- California Gov. Jerry Brown has stated that his state will drive ed reforms around school accountability, instead of following the lead of the U.S. Department of Education.
- Brown held up California's Local Control Funding Formula as a model of success, calling it "a true system of local accountability.”
- EdSource reports that the Local Control Funding Formula legislation has helped the state commit more money in state funds to disadvantaged students than its share of federal Title I dollars earmarked for spending on low-income, ELL, and foster students.
California is apparently ahead of the pack, and districts might want to pay attention to what happens next under the new Every Student Succeeds Act. More than a decade before the ESSA, the Golden State passed the Public School Accountability Act. The 1999 bill called for requiring school districts to publish the test scores of diverse student subgroups, including blacks and Latinos.
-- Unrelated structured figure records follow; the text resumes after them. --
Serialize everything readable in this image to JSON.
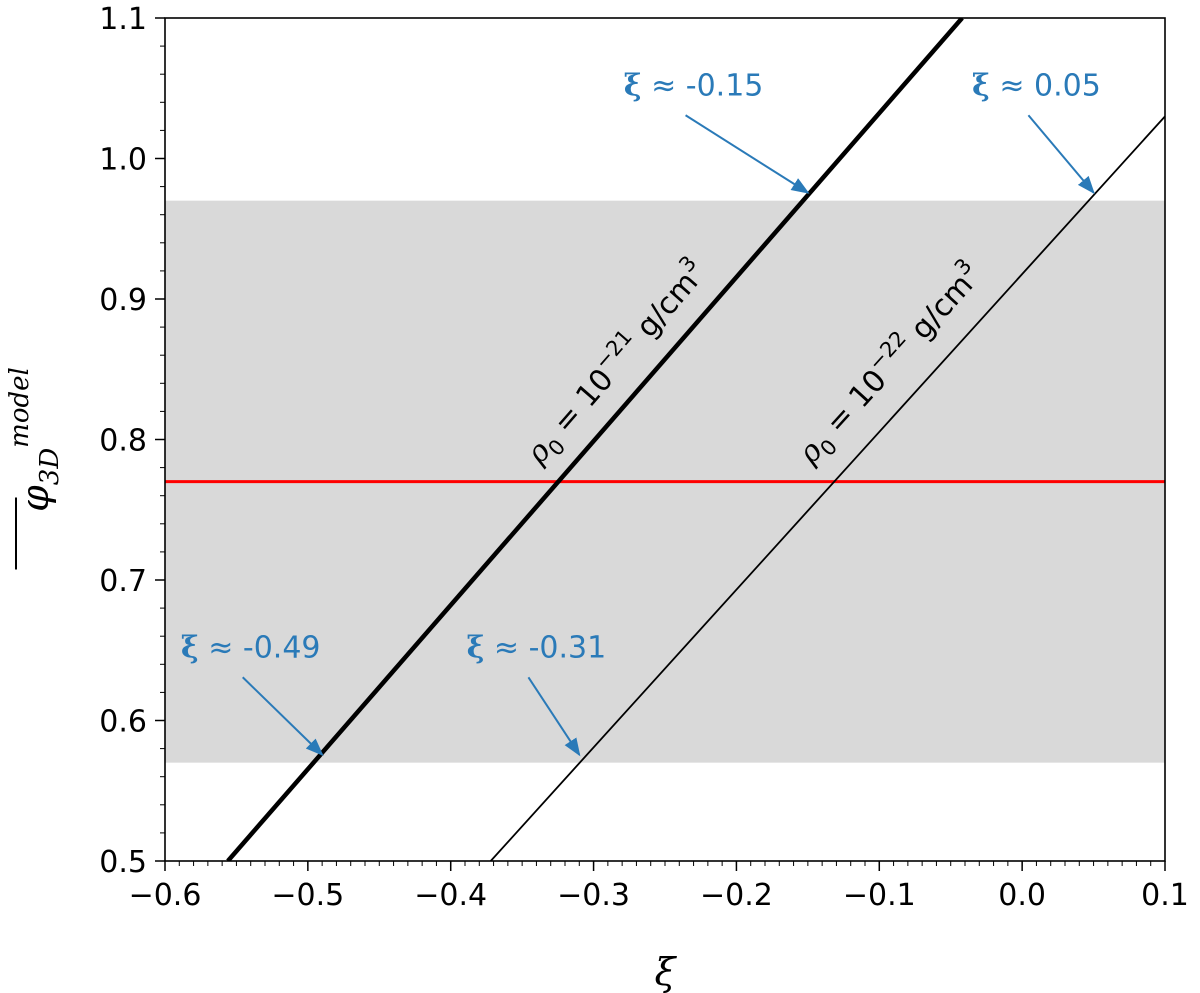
{
  "chart_data": {
    "type": "line",
    "xlabel": "ξ",
    "ylabel": "φ3D model",
    "xlim": [
      -0.6,
      0.1
    ],
    "ylim": [
      0.5,
      1.1
    ],
    "xticks": [
      -0.6,
      -0.5,
      -0.4,
      -0.3,
      -0.2,
      -0.1,
      0.0,
      0.1
    ],
    "xtick_labels": [
      "−0.6",
      "−0.5",
      "−0.4",
      "−0.3",
      "−0.2",
      "−0.1",
      "0.0",
      "0.1"
    ],
    "yticks": [
      0.5,
      0.6,
      0.7,
      0.8,
      0.9,
      1.0,
      1.1
    ],
    "ytick_labels": [
      "0.5",
      "0.6",
      "0.7",
      "0.8",
      "0.9",
      "1.0",
      "1.1"
    ],
    "band": {
      "y_low": 0.57,
      "y_high": 0.97,
      "color": "#d9d9d9"
    },
    "reference_line": {
      "y": 0.77,
      "color": "#ff0000"
    },
    "series": [
      {
        "name": "ρ0 = 10^−21 g/cm^3",
        "label_parts": {
          "rho": "ρ",
          "sub": "0",
          "eq": " = 10",
          "exp": "−21",
          "unit": " g/cm",
          "unit_exp": "3"
        },
        "x": [
          -0.556,
          -0.042
        ],
        "y": [
          0.5,
          1.1
        ],
        "width": "thick",
        "color": "#000000"
      },
      {
        "name": "ρ0 = 10^−22 g/cm^3",
        "label_parts": {
          "rho": "ρ",
          "sub": "0",
          "eq": " = 10",
          "exp": "−22",
          "unit": " g/cm",
          "unit_exp": "3"
        },
        "x": [
          -0.372,
          0.1
        ],
        "y": [
          0.5,
          1.03
        ],
        "width": "thin",
        "color": "#000000"
      }
    ],
    "annotations": [
      {
        "symbol": "ξ",
        "text": " ≈ -0.15",
        "point": [
          -0.15,
          0.97
        ],
        "text_at": [
          -0.23,
          1.045
        ]
      },
      {
        "symbol": "ξ",
        "text": " ≈ 0.05",
        "point": [
          0.05,
          0.97
        ],
        "text_at": [
          0.01,
          1.045
        ]
      },
      {
        "symbol": "ξ",
        "text": " ≈ -0.49",
        "point": [
          -0.49,
          0.57
        ],
        "text_at": [
          -0.54,
          0.645
        ]
      },
      {
        "symbol": "ξ",
        "text": " ≈ -0.31",
        "point": [
          -0.31,
          0.57
        ],
        "text_at": [
          -0.34,
          0.645
        ]
      }
    ],
    "annotation_color": "#2a7ab8",
    "grid": false
  }
}
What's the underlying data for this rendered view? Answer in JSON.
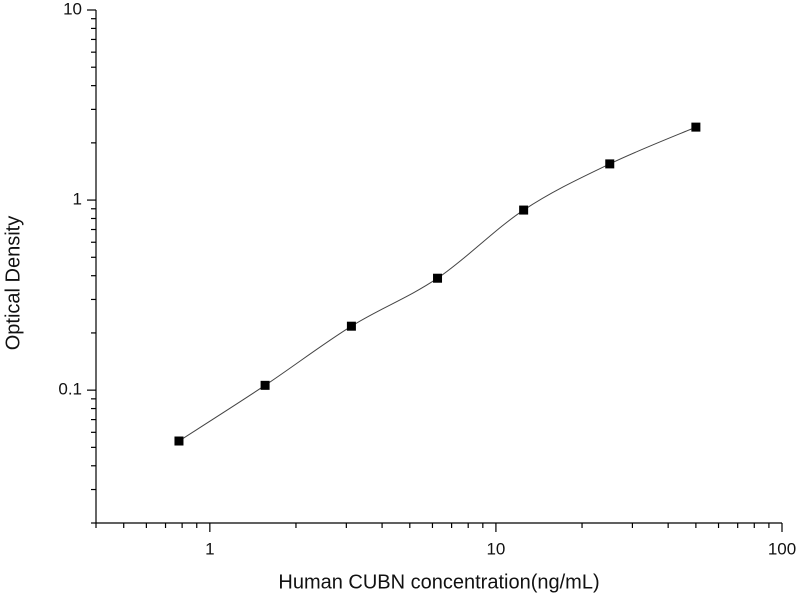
{
  "chart_data": {
    "type": "scatter",
    "x_label": "Human CUBN concentration(ng/mL)",
    "y_label": "Optical Density",
    "series": [
      {
        "color": "#000000",
        "line_color": "#444444",
        "x": [
          0.78,
          1.56,
          3.125,
          6.25,
          12.5,
          25,
          50
        ],
        "values": [
          0.054,
          0.106,
          0.217,
          0.388,
          0.886,
          1.55,
          2.42
        ]
      }
    ],
    "xlim": [
      0.4,
      100
    ],
    "ylim": [
      0.02,
      10
    ],
    "xticks": [
      1,
      10,
      100
    ],
    "yticks": [
      0.1,
      1,
      10
    ],
    "xscale": "log",
    "yscale": "log",
    "minor_ticks": true,
    "smooth_curve": true,
    "grid": false
  }
}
Currently, the state is also leading the way when it comes to dismantling the school-to-prison pipeline. A November 2015 survey from UCLA's Civil Rights Project shows that academic success actually tracks with a reduction in suspensions for students, “suggesting that the move away from harsh discipline practices benefited schools,” according to The Huffington Post.
Still, even though California has leapt ahead of other states around accountability, it needs to pay attention to a standardized testing opt-out rate that threatens its share of federal funding.
Dismantling the school-to-prison pipeline and closing the "discipline gap" that plagues minorities in U.S. schools is an ongoing challenge for districts and schools across the nation. Previously, UCLA's “Are We Closing the School Discipline Gap?” found that, out of 3.5 million public school students suspended at least once in 2011-12, 16% of black students had been suspended as opposed to just 5% of whites.
Minority students are also disproportionately suspended in Southern states.